Ruled (Outlaws #3)

He didn’t let her finish. His mouth crashed over hers in a hard kiss, all his frustration coming out in the greedy thrust of his tongue, the curl of his fingers around her slender throat. Reese gasped against his lips, but she didn’t push him away. She kissed him back with fervor, her hands pressing against his chest, stroking him over his shirt.

When they finally pulled apart, they were both breathing hard and the back windows of the Jeep had fogged up. Reese’s men, Trace and Daniel, sat quietly in the front seat. Neither commented on the display of passion and aggression that had just filled the car.

“Rylan,” she started, her expression holding a hint of reluctance.

“You should get some sleep,” he said gruffly, then tugged her toward him. When she tried to squirm away, he forcibly moved her head against his shoulder. “Sleep, Reese. We’ve got a long drive ahead of us.”

After a few seconds, she relaxed, her steady, even breathing warming the side of his neck.

He, on the other hand, was the farthest thing from relaxed. The tension refused to leave him. So did the worry, which gnawed harder at him each time his gaze lowered to Reese’s bandaged arm.

She could’ve died tonight. That bullet could’ve done more than graze her flesh. It could’ve pumped a hole in her head, burned into her abdomen and made her bleed out, punctured a lung and she would’ve drowned in her own blood. And then what the hell would he have said to Sloan? Sorry, brother, but our woman got iced by an Enforcer. My bad.

Fuck.

Fuck.

In a moment of clarity, Rylan suddenly understood Connor’s longing for the old farm. For the days when it had been him, Con, and Pike. The days before Xander, before Kade, before Hudson and Reese and Sloan and all the other outlaws they’d met and formed connections with since then.

Connor was right. Life was so much easier when there was nobody around for you to give a damn about.





17


It was morning when the convoy drove through Foxworth’s gates. Reese expected to find Sloan waiting in the courtyard for them, but to her chagrin, he was nowhere in sight.

He must still be angry with her, then.

And he had every right to be.

She slid out of the Jeep and issued a few orders before stalking over to Vaughn and Davis, who, unlike Sloan, were there to greet her on arrival. She felt Rylan’s blue eyes boring a hole into her back as she spoke with the men, but she didn’t turn around. Nor did she go to him once she dismissed her people. Instead, she took off in a swift walk toward the building she shared with Sloan.

Their apartment was empty.

Fuck. Where was he? She hoped he didn’t plan on avoiding her all day, because she had important things to say, and damned if he was going to deny her the opportunity to say them.

In her room, she stripped out of her dusty jeans and let them drop to the floor. She was just removing her shirt when she heard the muffled thud of footsteps outside her door.

Sloan entered the room without knocking. His dark eyes rested briefly on her breasts, covered only by a snug black bra, before shifting to the bandage on her upper arm.

“You okay?” he asked.

She nodded. “It was just a graze.”

“Let me have a look.”

Reese didn’t voice an objection as he led her to the bed and gently forced her to sit. Then he settled beside her and peeled off the bandage. He examined the wound, his fingertips skimming the outside edges of the long, red scrape.

Maybe with you, those hands would be gentle.

Unwittingly, Rylan’s words floated through her head. Right now, Sloan’s touch was gentle. Infinitely gentle. But it hadn’t been gentle before she’d left on the outpost mission. His hands had been rough and unforgiving then, gripping her ass tight enough to leave marks on her flesh.

She shivered at the memory, but Sloan mistook the response for one of pain rather than remembered pleasure.

“I’ll be right back,” he announced, then left the room in purposeful strides.

Reese heard his footsteps in the hall, in the living area, in the small kitchen they shared. When he returned, he held a plastic pill bottle in his hands.

“No,” she said immediately. “We’re not wasting our antibiotics on one silly cut.”

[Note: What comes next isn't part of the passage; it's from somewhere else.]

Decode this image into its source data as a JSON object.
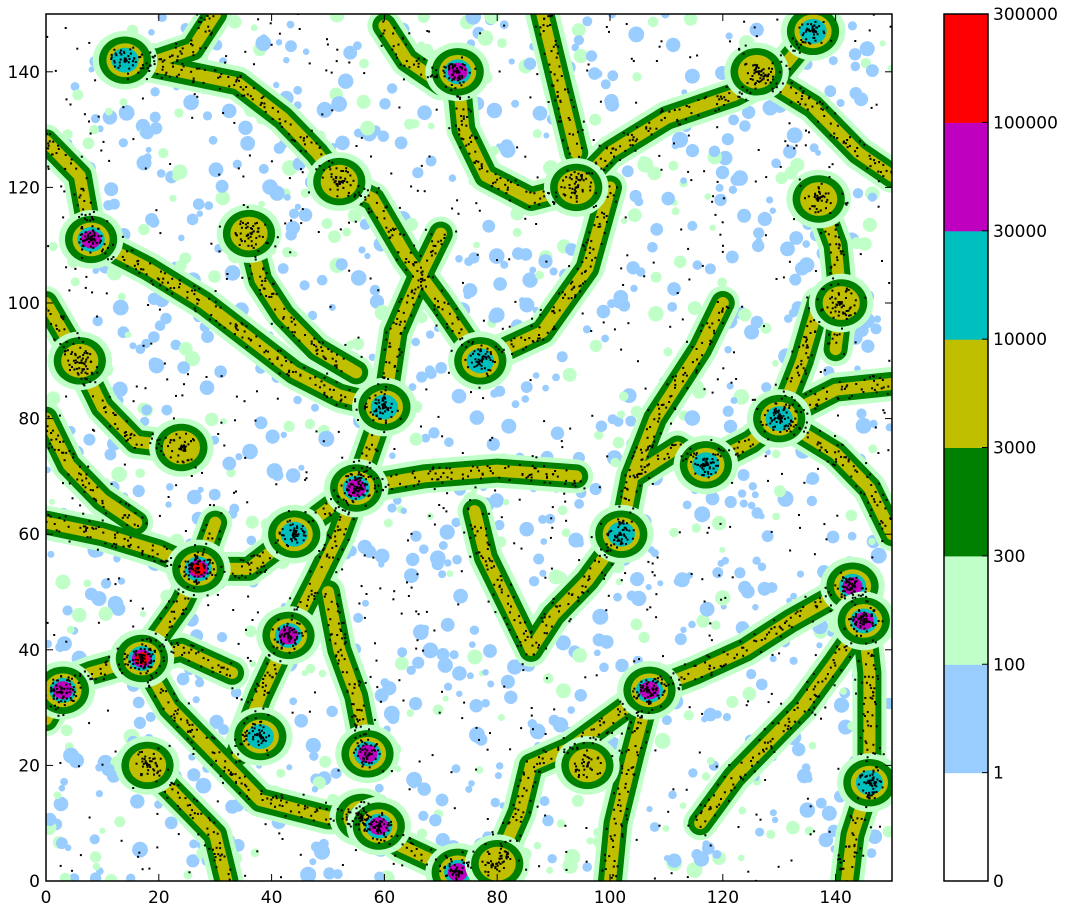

“That cut is as prone to infection as any other, silly or not,” he replied in a stern voice. He shook two pills out of the vial and onto his palm. “Open your mouth.”

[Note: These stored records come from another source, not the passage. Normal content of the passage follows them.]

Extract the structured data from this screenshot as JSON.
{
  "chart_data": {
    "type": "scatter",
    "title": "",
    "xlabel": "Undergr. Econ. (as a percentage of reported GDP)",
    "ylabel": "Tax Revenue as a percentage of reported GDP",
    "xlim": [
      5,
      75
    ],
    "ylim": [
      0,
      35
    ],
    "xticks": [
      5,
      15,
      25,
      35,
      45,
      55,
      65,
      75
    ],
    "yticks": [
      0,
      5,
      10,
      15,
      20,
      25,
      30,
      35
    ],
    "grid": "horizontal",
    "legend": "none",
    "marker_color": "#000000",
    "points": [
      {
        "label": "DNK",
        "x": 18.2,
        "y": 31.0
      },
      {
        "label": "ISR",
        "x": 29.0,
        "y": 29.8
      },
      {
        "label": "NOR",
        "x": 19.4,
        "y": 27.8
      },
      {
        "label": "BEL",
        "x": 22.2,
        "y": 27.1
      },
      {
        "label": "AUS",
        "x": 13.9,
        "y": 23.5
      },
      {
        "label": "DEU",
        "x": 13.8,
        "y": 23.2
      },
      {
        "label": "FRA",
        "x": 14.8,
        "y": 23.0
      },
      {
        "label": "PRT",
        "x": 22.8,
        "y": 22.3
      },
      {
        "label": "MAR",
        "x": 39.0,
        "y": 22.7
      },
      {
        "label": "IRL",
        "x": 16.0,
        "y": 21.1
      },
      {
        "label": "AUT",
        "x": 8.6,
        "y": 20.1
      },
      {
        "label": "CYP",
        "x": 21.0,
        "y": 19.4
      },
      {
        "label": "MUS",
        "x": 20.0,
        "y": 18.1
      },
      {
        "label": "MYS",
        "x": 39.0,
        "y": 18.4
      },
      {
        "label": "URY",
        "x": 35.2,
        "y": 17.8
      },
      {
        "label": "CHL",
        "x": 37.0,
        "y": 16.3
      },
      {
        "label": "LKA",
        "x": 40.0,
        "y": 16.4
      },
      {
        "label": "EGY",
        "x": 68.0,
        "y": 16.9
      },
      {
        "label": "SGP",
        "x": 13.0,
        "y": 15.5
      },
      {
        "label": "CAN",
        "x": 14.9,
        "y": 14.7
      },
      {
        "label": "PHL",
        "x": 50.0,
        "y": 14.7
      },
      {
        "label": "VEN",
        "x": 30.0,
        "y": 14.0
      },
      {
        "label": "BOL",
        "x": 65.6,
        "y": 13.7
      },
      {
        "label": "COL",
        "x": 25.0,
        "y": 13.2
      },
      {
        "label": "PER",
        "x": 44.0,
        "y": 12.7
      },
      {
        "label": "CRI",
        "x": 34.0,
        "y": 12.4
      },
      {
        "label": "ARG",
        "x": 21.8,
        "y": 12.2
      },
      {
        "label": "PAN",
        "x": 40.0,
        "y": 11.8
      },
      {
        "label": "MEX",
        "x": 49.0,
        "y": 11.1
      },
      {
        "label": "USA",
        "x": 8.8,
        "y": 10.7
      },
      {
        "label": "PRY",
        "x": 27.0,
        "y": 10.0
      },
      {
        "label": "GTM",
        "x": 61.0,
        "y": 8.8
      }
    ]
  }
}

Her chin jutted out in a stubborn pose.

“Teresa.”

“Goddamn it, Sloan, it’s a waste of resources—”

He took advantage of the parting of her lips by pressing the pills on her tongue. The coarse pad of his finger slid across her tongue on its way out of her mouth, and then he pinched her lips together and said, “Swallow.”

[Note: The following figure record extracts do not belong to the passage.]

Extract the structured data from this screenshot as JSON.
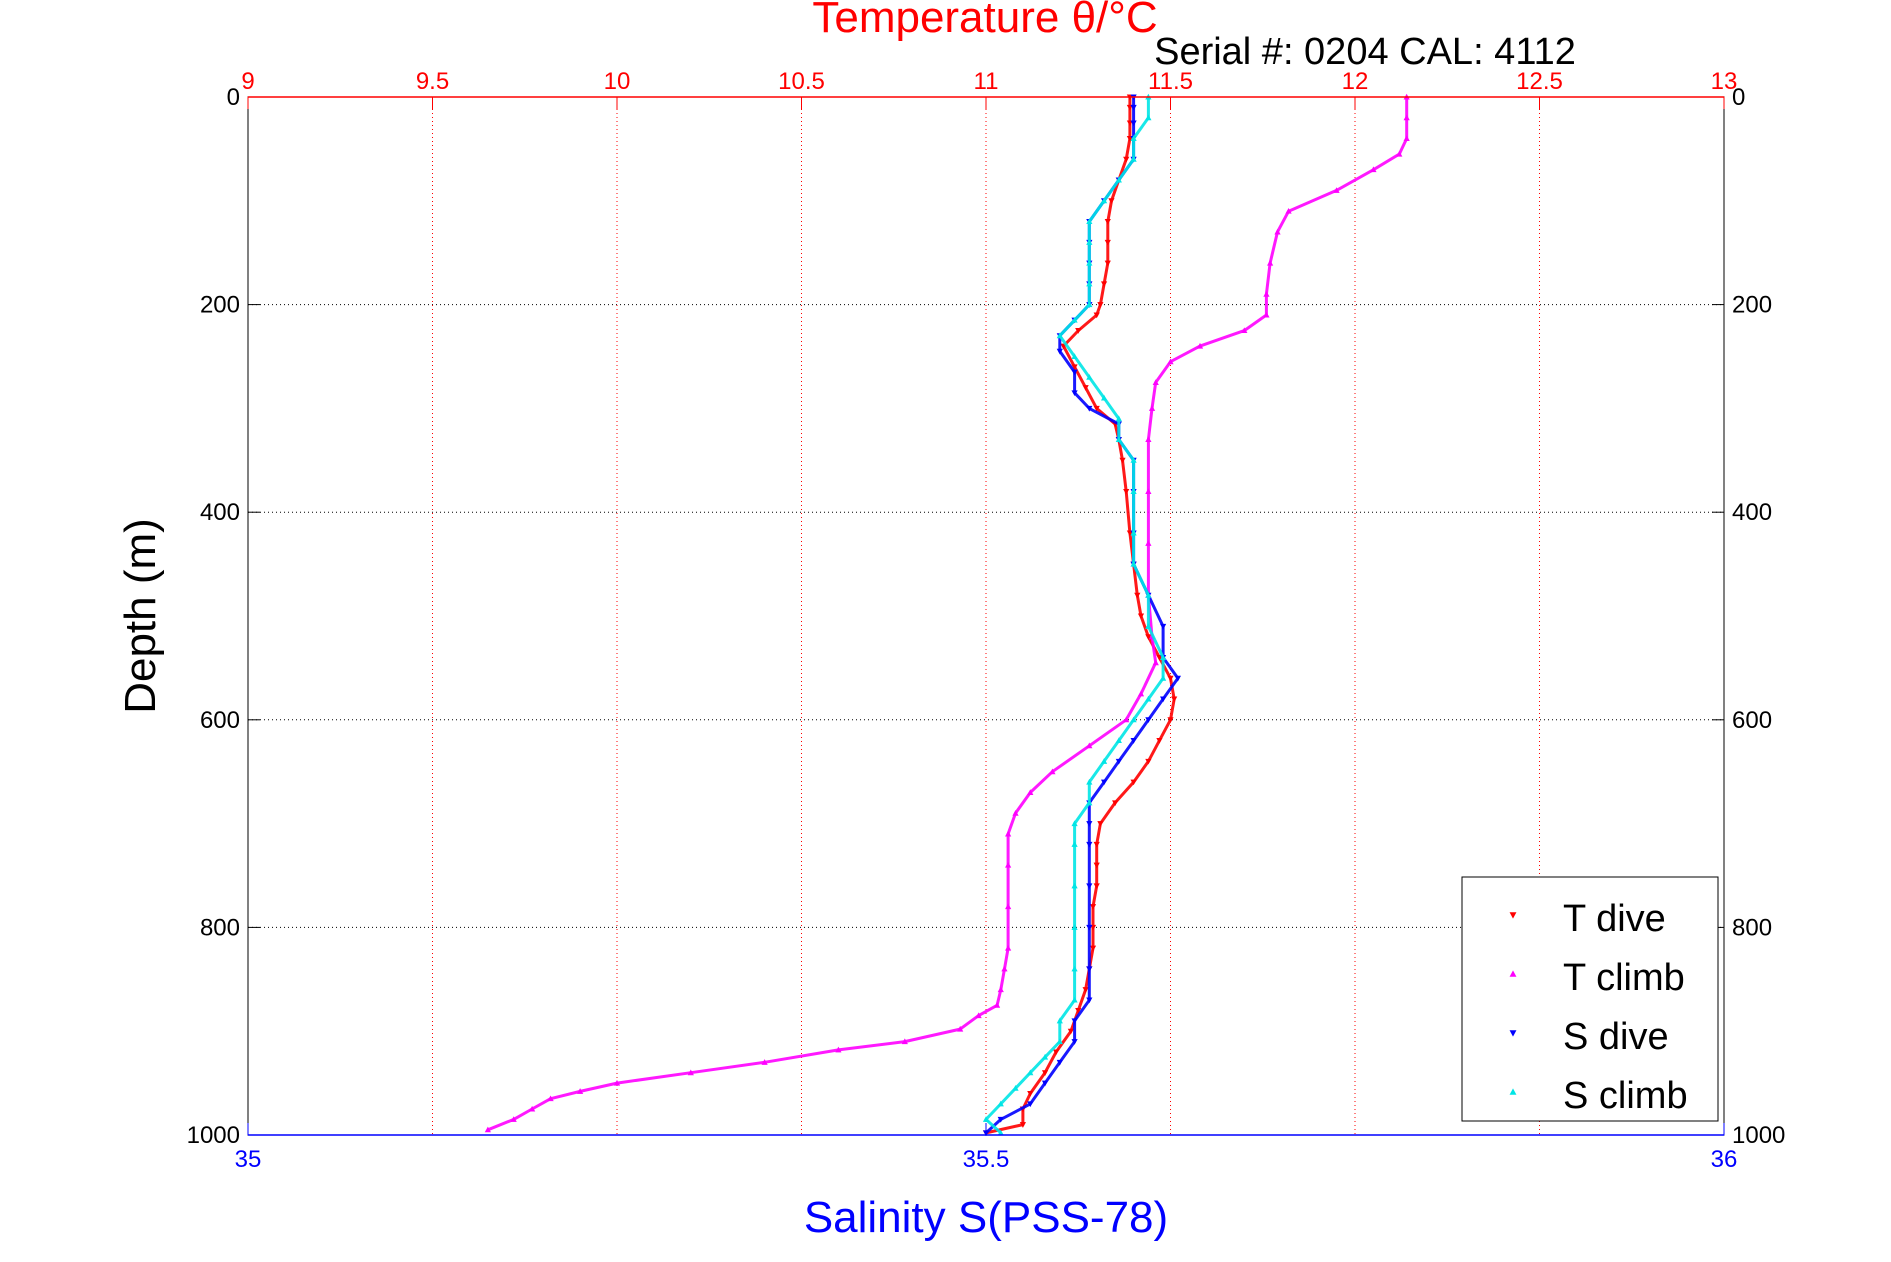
{
  "chart_data": {
    "type": "scatter",
    "title": "Temperature θ/°C",
    "subtitle": "Serial #: 0204  CAL: 4112",
    "ylabel": "Depth (m)",
    "xlabel_bottom": "Salinity S(PSS-78)",
    "y_axis": {
      "lim": [
        0,
        1000
      ],
      "reversed": true,
      "ticks": [
        "0",
        "200",
        "400",
        "600",
        "800",
        "1000"
      ],
      "tick_values": [
        0,
        200,
        400,
        600,
        800,
        1000
      ],
      "grid": true
    },
    "x_top": {
      "label": "Temperature θ/°C",
      "lim": [
        9,
        13
      ],
      "ticks": [
        "9",
        "9.5",
        "10",
        "10.5",
        "11",
        "11.5",
        "12",
        "12.5",
        "13"
      ],
      "tick_values": [
        9,
        9.5,
        10,
        10.5,
        11,
        11.5,
        12,
        12.5,
        13
      ],
      "grid": true,
      "color": "#ff0000"
    },
    "x_bottom": {
      "label": "Salinity S(PSS-78)",
      "lim": [
        35,
        36
      ],
      "ticks": [
        "35",
        "35.5",
        "36"
      ],
      "tick_values": [
        35,
        35.5,
        36
      ],
      "color": "#0000ff"
    },
    "legend": {
      "placement": "bottom-right"
    },
    "series": [
      {
        "name": "T dive",
        "axis": "top",
        "color": "#ff0000",
        "marker": "v",
        "points": [
          [
            11.39,
            0
          ],
          [
            11.39,
            10
          ],
          [
            11.39,
            25
          ],
          [
            11.39,
            40
          ],
          [
            11.38,
            60
          ],
          [
            11.36,
            80
          ],
          [
            11.34,
            100
          ],
          [
            11.33,
            120
          ],
          [
            11.33,
            140
          ],
          [
            11.33,
            160
          ],
          [
            11.32,
            180
          ],
          [
            11.31,
            200
          ],
          [
            11.3,
            210
          ],
          [
            11.25,
            225
          ],
          [
            11.21,
            240
          ],
          [
            11.24,
            260
          ],
          [
            11.27,
            280
          ],
          [
            11.3,
            300
          ],
          [
            11.35,
            315
          ],
          [
            11.36,
            330
          ],
          [
            11.37,
            350
          ],
          [
            11.38,
            380
          ],
          [
            11.39,
            420
          ],
          [
            11.4,
            450
          ],
          [
            11.41,
            480
          ],
          [
            11.42,
            500
          ],
          [
            11.44,
            520
          ],
          [
            11.47,
            540
          ],
          [
            11.5,
            560
          ],
          [
            11.51,
            580
          ],
          [
            11.5,
            600
          ],
          [
            11.47,
            620
          ],
          [
            11.44,
            640
          ],
          [
            11.4,
            660
          ],
          [
            11.35,
            680
          ],
          [
            11.31,
            700
          ],
          [
            11.3,
            720
          ],
          [
            11.3,
            740
          ],
          [
            11.3,
            760
          ],
          [
            11.29,
            780
          ],
          [
            11.29,
            800
          ],
          [
            11.29,
            820
          ],
          [
            11.28,
            840
          ],
          [
            11.27,
            860
          ],
          [
            11.25,
            880
          ],
          [
            11.23,
            900
          ],
          [
            11.19,
            920
          ],
          [
            11.16,
            940
          ],
          [
            11.12,
            960
          ],
          [
            11.1,
            975
          ],
          [
            11.1,
            990
          ],
          [
            11.0,
            998
          ]
        ]
      },
      {
        "name": "T climb",
        "axis": "top",
        "color": "#ff00ff",
        "marker": "^",
        "points": [
          [
            12.14,
            0
          ],
          [
            12.14,
            20
          ],
          [
            12.14,
            40
          ],
          [
            12.12,
            55
          ],
          [
            12.05,
            70
          ],
          [
            11.95,
            90
          ],
          [
            11.82,
            110
          ],
          [
            11.79,
            130
          ],
          [
            11.77,
            160
          ],
          [
            11.76,
            190
          ],
          [
            11.76,
            210
          ],
          [
            11.7,
            225
          ],
          [
            11.58,
            240
          ],
          [
            11.5,
            255
          ],
          [
            11.46,
            275
          ],
          [
            11.45,
            300
          ],
          [
            11.44,
            330
          ],
          [
            11.44,
            380
          ],
          [
            11.44,
            430
          ],
          [
            11.44,
            480
          ],
          [
            11.45,
            520
          ],
          [
            11.46,
            545
          ],
          [
            11.42,
            575
          ],
          [
            11.38,
            600
          ],
          [
            11.28,
            625
          ],
          [
            11.18,
            650
          ],
          [
            11.12,
            670
          ],
          [
            11.08,
            690
          ],
          [
            11.06,
            710
          ],
          [
            11.06,
            740
          ],
          [
            11.06,
            780
          ],
          [
            11.06,
            820
          ],
          [
            11.05,
            840
          ],
          [
            11.04,
            860
          ],
          [
            11.03,
            875
          ],
          [
            10.98,
            885
          ],
          [
            10.93,
            898
          ],
          [
            10.78,
            910
          ],
          [
            10.6,
            918
          ],
          [
            10.4,
            930
          ],
          [
            10.2,
            940
          ],
          [
            10.0,
            950
          ],
          [
            9.9,
            958
          ],
          [
            9.82,
            965
          ],
          [
            9.77,
            975
          ],
          [
            9.72,
            985
          ],
          [
            9.65,
            995
          ]
        ]
      },
      {
        "name": "S dive",
        "axis": "bottom",
        "color": "#0000ff",
        "marker": "v",
        "points": [
          [
            35.6,
            0
          ],
          [
            35.6,
            10
          ],
          [
            35.6,
            25
          ],
          [
            35.6,
            40
          ],
          [
            35.6,
            60
          ],
          [
            35.59,
            80
          ],
          [
            35.58,
            100
          ],
          [
            35.57,
            120
          ],
          [
            35.57,
            140
          ],
          [
            35.57,
            160
          ],
          [
            35.57,
            180
          ],
          [
            35.57,
            200
          ],
          [
            35.56,
            215
          ],
          [
            35.55,
            230
          ],
          [
            35.55,
            245
          ],
          [
            35.56,
            265
          ],
          [
            35.56,
            285
          ],
          [
            35.57,
            300
          ],
          [
            35.59,
            315
          ],
          [
            35.59,
            330
          ],
          [
            35.6,
            350
          ],
          [
            35.6,
            380
          ],
          [
            35.6,
            420
          ],
          [
            35.6,
            450
          ],
          [
            35.61,
            480
          ],
          [
            35.62,
            510
          ],
          [
            35.62,
            540
          ],
          [
            35.63,
            560
          ],
          [
            35.62,
            580
          ],
          [
            35.61,
            600
          ],
          [
            35.6,
            620
          ],
          [
            35.59,
            640
          ],
          [
            35.58,
            660
          ],
          [
            35.57,
            680
          ],
          [
            35.57,
            700
          ],
          [
            35.57,
            720
          ],
          [
            35.57,
            760
          ],
          [
            35.57,
            800
          ],
          [
            35.57,
            840
          ],
          [
            35.57,
            870
          ],
          [
            35.56,
            890
          ],
          [
            35.56,
            910
          ],
          [
            35.55,
            930
          ],
          [
            35.54,
            950
          ],
          [
            35.53,
            970
          ],
          [
            35.51,
            985
          ],
          [
            35.5,
            998
          ]
        ]
      },
      {
        "name": "S climb",
        "axis": "bottom",
        "color": "#00e5e5",
        "marker": "^",
        "points": [
          [
            35.61,
            0
          ],
          [
            35.61,
            20
          ],
          [
            35.6,
            40
          ],
          [
            35.6,
            60
          ],
          [
            35.59,
            80
          ],
          [
            35.58,
            100
          ],
          [
            35.57,
            120
          ],
          [
            35.57,
            140
          ],
          [
            35.57,
            160
          ],
          [
            35.57,
            180
          ],
          [
            35.57,
            200
          ],
          [
            35.56,
            215
          ],
          [
            35.55,
            230
          ],
          [
            35.56,
            250
          ],
          [
            35.57,
            270
          ],
          [
            35.58,
            290
          ],
          [
            35.59,
            310
          ],
          [
            35.59,
            330
          ],
          [
            35.6,
            350
          ],
          [
            35.6,
            380
          ],
          [
            35.6,
            420
          ],
          [
            35.6,
            450
          ],
          [
            35.61,
            480
          ],
          [
            35.61,
            510
          ],
          [
            35.62,
            540
          ],
          [
            35.62,
            560
          ],
          [
            35.61,
            580
          ],
          [
            35.6,
            600
          ],
          [
            35.59,
            620
          ],
          [
            35.58,
            640
          ],
          [
            35.57,
            660
          ],
          [
            35.57,
            680
          ],
          [
            35.56,
            700
          ],
          [
            35.56,
            720
          ],
          [
            35.56,
            760
          ],
          [
            35.56,
            800
          ],
          [
            35.56,
            840
          ],
          [
            35.56,
            870
          ],
          [
            35.55,
            890
          ],
          [
            35.55,
            910
          ],
          [
            35.54,
            925
          ],
          [
            35.53,
            940
          ],
          [
            35.52,
            955
          ],
          [
            35.51,
            970
          ],
          [
            35.5,
            985
          ],
          [
            35.51,
            998
          ]
        ]
      }
    ]
  }
}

Reese made a disgruntled sound, but since his fingers were keeping her mouth closed, she had no choice but to swallow the meds. Without water to ease their way down, the pills scraped the back of her throat and brought a sour taste to her mouth. “Asshole,” she accused.

He chuckled.

Sighing, she leaned toward the night table and grabbed the half-empty bottle of water sitting atop it. After she’d gulped down a few mouthfuls, she twisted the cap back on. “You weren’t at the gate when we drove in,” she said softly.